Outro ataque, ainda mais deplorável, foi direcionado à dignidade feminina e à credibilidade da atividade jornalística. No dia 11 de fevereiro, durante audiência da Comissão Parlamentar Mista de Inquérito das fake news, no Congresso Nacional, desfaçatez e vilania grassaram impunemente. Hans River, ex-funcionário de empresa de marketing digital, que fora convocado pela referida comissão a prestar depoimento sobre supostos compartilhamentos ilegais de conteúdo via aplicativos de troca de mensagens, personificou a sordidez, ao afirmar que Patrícia Campos Mello, uma das mais laureadas jornalistas brasileiras de sua geração, havia se insinuado sexualmente para ele, em troca de informações que pudessem comprometer o Presidente da República. Sem apresentar qualquer evidência ou mero indício, o depoente acusou a jornalista, diante de todo o país, de ter agido abjetamente.
O episódio descrito no parágrafo acima, escarnecedor em sua essência, atesta o inaceitável estado de degradação moral que rege a política contemporânea brasileira. Logo após o proferimento das ofensas, internautas de todo o país replicaram trechos do depoimento, acrescendo a esses outros insultos impublicáveis.
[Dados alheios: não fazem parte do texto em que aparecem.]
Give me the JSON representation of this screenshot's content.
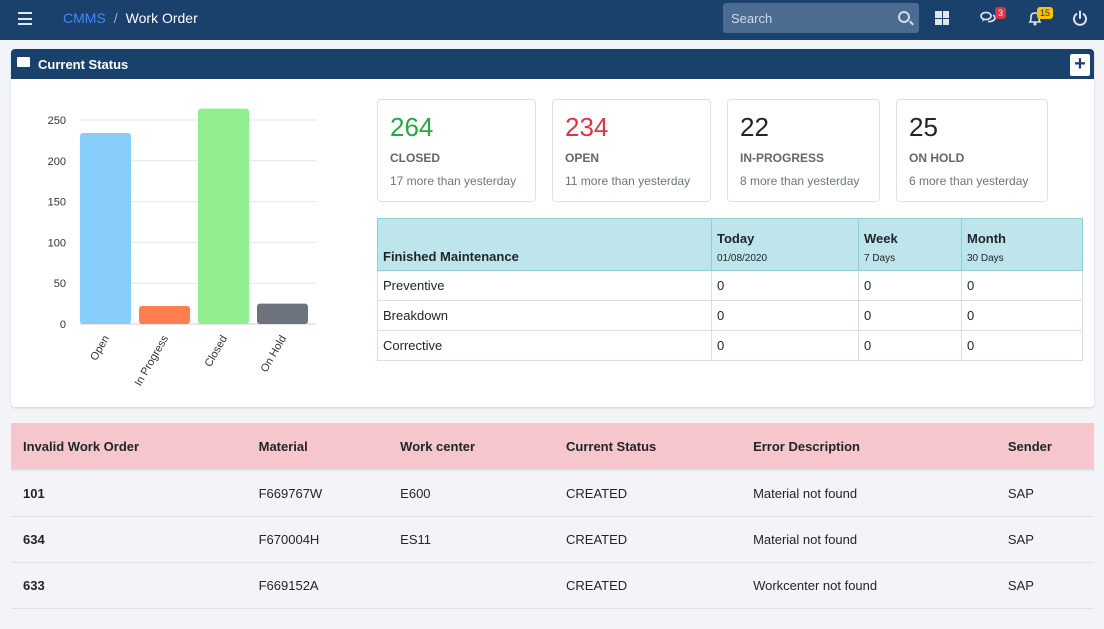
{
  "header": {
    "brand": "CMMS",
    "separator": "/",
    "page": "Work Order",
    "search_placeholder": "Search",
    "messages_count": "3",
    "notifications_count": "15"
  },
  "card": {
    "title": "Current Status",
    "add_label": "+"
  },
  "stats": [
    {
      "value": "264",
      "label": "CLOSED",
      "delta": "17 more than yesterday",
      "color": "#28a745"
    },
    {
      "value": "234",
      "label": "OPEN",
      "delta": "11 more than yesterday",
      "color": "#dc3545"
    },
    {
      "value": "22",
      "label": "IN-PROGRESS",
      "delta": "8 more than yesterday",
      "color": "#212529"
    },
    {
      "value": "25",
      "label": "ON HOLD",
      "delta": "6 more than yesterday",
      "color": "#212529"
    }
  ],
  "maintenance": {
    "title": "Finished Maintenance",
    "columns": [
      {
        "label": "Today",
        "sub": "01/08/2020"
      },
      {
        "label": "Week",
        "sub": "7 Days"
      },
      {
        "label": "Month",
        "sub": "30 Days"
      }
    ],
    "rows": [
      [
        "Preventive",
        "0",
        "0",
        "0"
      ],
      [
        "Breakdown",
        "0",
        "0",
        "0"
      ],
      [
        "Corrective",
        "0",
        "0",
        "0"
      ]
    ]
  },
  "invalid": {
    "headers": [
      "Invalid Work Order",
      "Material",
      "Work center",
      "Current Status",
      "Error Description",
      "Sender"
    ],
    "rows": [
      [
        "101",
        "F669767W",
        "E600",
        "CREATED",
        "Material not found",
        "SAP"
      ],
      [
        "634",
        "F670004H",
        "ES11",
        "CREATED",
        "Material not found",
        "SAP"
      ],
      [
        "633",
        "F669152A",
        "",
        "CREATED",
        "Workcenter not found",
        "SAP"
      ]
    ]
  },
  "chart_data": {
    "type": "bar",
    "categories": [
      "Open",
      "In Progress",
      "Closed",
      "On Hold"
    ],
    "values": [
      234,
      22,
      264,
      25
    ],
    "colors": [
      "#87cefa",
      "#ff7f50",
      "#90ee90",
      "#6c737c"
    ],
    "yticks": [
      "0",
      "50",
      "100",
      "150",
      "200",
      "250"
    ],
    "ylim": [
      0,
      250
    ],
    "title": "",
    "xlabel": "",
    "ylabel": ""
  }
}
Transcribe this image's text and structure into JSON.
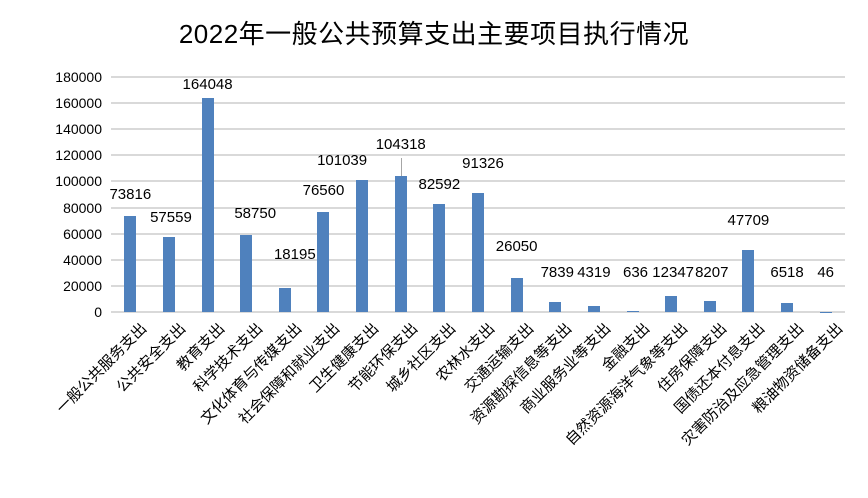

A Folha de São Paulo, empresa na qual Patrícia trabalha, institucionalmente repudiou o conteúdo mentiroso das declarações do depoente. No que tange à investigação jornalística realizada por Patrícia, no curso da qual Hans River foi por ela contatado, o jornal se prontificou a publicar documentos comprobatórios da lisura da profissional ultrajada. A relatora da CPMI das fake news, Deputada Lídice da Mata, ingressou com uma representação contra o farsante no Ministério Público Federal.
Estamos em pleno tempo da pós-verdade, no qual frequentemente multidões são influenciadas por notícias falsas, as quais têm potencial para soterrar a dignidade dos indivíduos e perverter a democracia. O direito à liberdade de expressão não pode ser confundido com salvaguarda para o cometimento de crimes como calúnia, injúria e difamação. A quem interessa que o estado democrático de direito seja vilipendiado?